Limited partners usually pursue co-investments through one of three strategies: investing in Fund of Funds with a small percentage allocated to co-investments; investing in a co-investment-only strategy (usually predicated on strong relationships between sponsors and LPs); or leveraging an opportunity through other investments with the same sponsor.

Why General Partners Might Like Co-Investments

So why would a GP agree to co-investments?
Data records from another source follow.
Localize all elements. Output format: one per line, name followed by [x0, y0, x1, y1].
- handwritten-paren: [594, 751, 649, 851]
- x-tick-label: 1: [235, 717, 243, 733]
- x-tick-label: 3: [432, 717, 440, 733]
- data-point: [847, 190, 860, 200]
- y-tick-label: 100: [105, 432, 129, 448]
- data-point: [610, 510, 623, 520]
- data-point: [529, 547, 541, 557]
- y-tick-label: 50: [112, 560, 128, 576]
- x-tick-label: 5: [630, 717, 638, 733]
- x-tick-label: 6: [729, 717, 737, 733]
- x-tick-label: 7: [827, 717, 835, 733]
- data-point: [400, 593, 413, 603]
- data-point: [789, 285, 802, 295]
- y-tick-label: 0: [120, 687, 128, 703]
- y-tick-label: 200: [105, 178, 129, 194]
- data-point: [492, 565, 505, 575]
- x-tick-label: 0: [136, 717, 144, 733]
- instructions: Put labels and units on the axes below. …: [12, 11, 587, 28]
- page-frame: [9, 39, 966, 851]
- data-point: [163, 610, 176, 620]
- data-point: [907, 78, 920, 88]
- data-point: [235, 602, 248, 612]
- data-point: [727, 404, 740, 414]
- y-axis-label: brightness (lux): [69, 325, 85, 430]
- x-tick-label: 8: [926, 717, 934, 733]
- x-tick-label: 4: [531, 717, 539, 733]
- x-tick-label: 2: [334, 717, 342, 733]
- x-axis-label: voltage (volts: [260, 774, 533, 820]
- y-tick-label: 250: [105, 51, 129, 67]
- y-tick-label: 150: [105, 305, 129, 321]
At first glance, GPs lose on fee income and give away fund control, making it difficult to see why any give away such opportunities.

The traditional reason GPs offer co-investments is to avoid capital exposure limitations or diversification requirements on a partnership agreement. For example, a $750M fund might pick five platforms, each with an enterprise value around $200M and each with specific diversification characteristics. The partnership agreement might limit fund investments to $125M for each company (meaning the firms would be levered up for the remaining $75M). If a wonderful new possible platform were to show up with an enterprise value at $325M, the GP would need to look outside its standard fund structure to make a move. It can only invest $125M directly and it might borrow another $75 – 125M for financing, then offer co-investment opportunities to existing LPs or outside parties.

To entice them, co-investors are normally offered better terms, maybe a board seat, or some other incentive. Some sponsors stick with the classic 2% and 20% payment structure, but most don’t. In the right circumstances, co-investors get an extra stake in a fund and (normally) far less hassle and lower costs. Sponsors can dilute their risks, raise more capital, and lay the tracks for future deal flow.

Co-investing can also save time on diligence, negotiation, and risk. Increasing deal flow is a major concern in congested markets, and the average co-investment is far less complicated than establishing an entirely new fund or working through an existing LP model. In a 2012 interview, Aaron Rudberg, a director for Baird Private Equity, told Investment & Pensions Europe that co-investment opportunities were “more about building relationships than about deal size.”

Looking Ahead

No market prices are exempt from competition. The 2-and-20 model is synonymous with PE fund management, but the co-investment and direct investment trends are already reducing the overall average management and carry fee percentages paid by bigger LPs, according to FitchRatings. This could be a major coup for investors who are likely to see returns squeezed in a tightening PE market for 2016 and beyond.